Collection-level mets.xml file
The mets.xml file for the collection is structured as follows:
- <mets ID="DSpace_COLLECTION_123456789-6" OBJID="hdl:123456789/6" TYPE="DSpace COLLECTION" PROFILE="http://www.dspace.org/schema/aip/mets_aip_1_0.xsd" xsi:schemaLocation="http://www.loc.gov/METS/ http://www.loc.gov/standards/mets/mets.xsd">
- <metsHdr>
- <dmdSec> (contains MODS metadata for collection-level description)
- <dmdSec> (contains DSpace Intermediate Metadata (DIM) for collection-level description; all mapped to dc; some overlap with MODS metadata)
- <amdSec> (contains information on DSpace users and groups associated with the collection)
- <fileSec> (references the collection's logo, if there is one)
- <structMap> (links the collection to its logo, if there is one, plus its two child items)
- <structMap> (links the collection to the DSpace Community)
Item-level mets.xml file
- <metsHdr>
- <dmdSec_1> (contains MODS metadata for item)
- <dmdSec_2> (contains DIM metadata for item; all mapped to dc; some overlap with MODS metadata)
- <amdSec> (contains rights metadata)
- <amdSec> (contains rights metadata)
- <amdSec> (contains PREMIS object metadata; rights metadata; DIM metadata for the item)
- <amdSec> (contains rights metadata)
- <amdSec> (contains PREMIS object metadata; rights metadata; DIM metadata for the licence)
- <fileSec> (lists the item and its license)
- <structMap> (links the bitstream to the logical object)
- <structMap> (links the item to the collection)
Parsing a DSpace collection export in Archivematica
Requirements:
- Map the elements of the DSpace AIPs to the Archivematica AIP
- Structure the Archivematica mets.xml file to point to the DSpace mets.xml files
- Index the metadata in all the xml files
Map the elements of the DSpace AIPs to the Archivematica AIP
- The digital objects get placed in the objects directory
- The license files get placed in the metadata/submissiondocumentation directory; the text is parsed to the <rights> container in the PREMIS metadata.

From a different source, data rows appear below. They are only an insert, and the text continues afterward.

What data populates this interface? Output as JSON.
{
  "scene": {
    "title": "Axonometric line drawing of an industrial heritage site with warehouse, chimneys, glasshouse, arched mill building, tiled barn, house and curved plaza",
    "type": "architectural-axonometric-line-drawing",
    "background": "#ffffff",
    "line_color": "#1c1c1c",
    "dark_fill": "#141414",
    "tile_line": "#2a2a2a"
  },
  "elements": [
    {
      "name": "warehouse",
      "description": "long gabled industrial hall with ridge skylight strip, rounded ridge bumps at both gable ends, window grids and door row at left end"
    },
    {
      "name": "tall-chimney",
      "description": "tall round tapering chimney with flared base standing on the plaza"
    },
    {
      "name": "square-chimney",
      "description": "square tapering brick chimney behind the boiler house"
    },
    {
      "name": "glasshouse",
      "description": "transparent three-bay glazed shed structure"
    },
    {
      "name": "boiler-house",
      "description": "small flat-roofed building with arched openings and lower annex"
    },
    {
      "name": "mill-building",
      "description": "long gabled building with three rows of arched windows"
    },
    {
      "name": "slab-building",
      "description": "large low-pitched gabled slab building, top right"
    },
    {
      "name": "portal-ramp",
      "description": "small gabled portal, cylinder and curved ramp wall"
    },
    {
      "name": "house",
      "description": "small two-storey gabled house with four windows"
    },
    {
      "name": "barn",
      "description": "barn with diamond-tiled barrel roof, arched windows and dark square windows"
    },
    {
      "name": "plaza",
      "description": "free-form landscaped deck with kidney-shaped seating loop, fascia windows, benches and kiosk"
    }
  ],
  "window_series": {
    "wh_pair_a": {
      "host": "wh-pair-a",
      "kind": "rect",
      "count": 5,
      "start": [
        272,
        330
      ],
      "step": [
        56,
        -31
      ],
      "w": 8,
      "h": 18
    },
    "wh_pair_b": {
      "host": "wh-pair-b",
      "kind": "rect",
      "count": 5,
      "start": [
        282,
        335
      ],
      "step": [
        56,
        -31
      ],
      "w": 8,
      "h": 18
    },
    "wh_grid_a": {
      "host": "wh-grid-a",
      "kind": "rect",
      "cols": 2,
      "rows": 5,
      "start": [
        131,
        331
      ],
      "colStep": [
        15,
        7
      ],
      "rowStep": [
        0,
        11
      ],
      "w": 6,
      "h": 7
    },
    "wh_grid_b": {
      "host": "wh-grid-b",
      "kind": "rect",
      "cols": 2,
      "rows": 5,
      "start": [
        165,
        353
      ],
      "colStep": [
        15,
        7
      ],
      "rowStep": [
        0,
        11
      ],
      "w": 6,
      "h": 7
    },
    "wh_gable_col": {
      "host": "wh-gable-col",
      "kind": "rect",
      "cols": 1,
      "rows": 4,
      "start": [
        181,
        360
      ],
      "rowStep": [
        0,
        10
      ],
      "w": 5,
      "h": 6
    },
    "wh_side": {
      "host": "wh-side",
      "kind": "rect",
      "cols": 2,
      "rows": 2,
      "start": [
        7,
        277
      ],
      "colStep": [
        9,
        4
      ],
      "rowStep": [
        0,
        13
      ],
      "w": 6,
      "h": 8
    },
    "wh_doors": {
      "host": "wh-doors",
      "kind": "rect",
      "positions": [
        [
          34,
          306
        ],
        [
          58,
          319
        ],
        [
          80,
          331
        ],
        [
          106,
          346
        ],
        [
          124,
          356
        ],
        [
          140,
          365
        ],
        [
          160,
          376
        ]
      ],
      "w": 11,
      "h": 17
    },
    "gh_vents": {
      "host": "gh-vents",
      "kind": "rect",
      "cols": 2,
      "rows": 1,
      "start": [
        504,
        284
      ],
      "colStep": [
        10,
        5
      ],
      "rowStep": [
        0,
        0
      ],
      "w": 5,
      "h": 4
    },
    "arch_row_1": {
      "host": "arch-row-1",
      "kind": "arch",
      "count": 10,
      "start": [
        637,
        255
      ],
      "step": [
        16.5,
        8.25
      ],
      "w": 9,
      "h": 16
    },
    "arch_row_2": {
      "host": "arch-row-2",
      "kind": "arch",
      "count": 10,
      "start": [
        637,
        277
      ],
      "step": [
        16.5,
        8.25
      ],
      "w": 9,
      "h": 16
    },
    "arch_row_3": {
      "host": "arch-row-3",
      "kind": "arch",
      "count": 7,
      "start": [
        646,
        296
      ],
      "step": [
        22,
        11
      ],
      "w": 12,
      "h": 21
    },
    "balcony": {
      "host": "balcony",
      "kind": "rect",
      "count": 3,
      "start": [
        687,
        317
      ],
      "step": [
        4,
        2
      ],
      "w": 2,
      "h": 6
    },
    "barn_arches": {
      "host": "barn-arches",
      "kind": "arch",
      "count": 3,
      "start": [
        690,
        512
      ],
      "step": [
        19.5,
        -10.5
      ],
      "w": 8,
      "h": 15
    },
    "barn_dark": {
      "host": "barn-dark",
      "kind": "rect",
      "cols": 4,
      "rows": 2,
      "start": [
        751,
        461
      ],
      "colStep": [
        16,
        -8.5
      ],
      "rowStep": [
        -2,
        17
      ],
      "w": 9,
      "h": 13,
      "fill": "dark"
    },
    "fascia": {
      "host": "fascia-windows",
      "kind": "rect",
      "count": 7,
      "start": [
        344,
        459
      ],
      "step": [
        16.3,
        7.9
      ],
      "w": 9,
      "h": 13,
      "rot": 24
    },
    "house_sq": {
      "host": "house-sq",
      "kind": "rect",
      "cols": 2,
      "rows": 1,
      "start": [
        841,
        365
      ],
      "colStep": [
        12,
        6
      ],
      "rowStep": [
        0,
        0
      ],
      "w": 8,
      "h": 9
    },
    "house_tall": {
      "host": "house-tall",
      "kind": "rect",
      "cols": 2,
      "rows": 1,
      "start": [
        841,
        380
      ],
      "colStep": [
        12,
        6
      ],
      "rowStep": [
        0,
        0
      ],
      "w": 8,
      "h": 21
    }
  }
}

See PREMIS metadata: rights#License-based
- The mets.xml files get placed in the metadata/submissionDocumentation directory...hmm, why not put them in the metadata directory?
Structure the Archivematica mets.xml file
METS file section | Description/notes |
---|---|
<dmdSec> | DC metadata added during transfer/ingest; SIP-level only |
<amdSec> | PREMIS metadata |
<fileSec> | Lists all the files in the objects directory of the AIP |
<structMap> | Groups the contents in the objects directory of the AIP to reflect the folder structure of the AIP |
Question: how do we link the object to the DSpace METS file? Give the METS file a UUID and make the link in the PREMIS relationships field?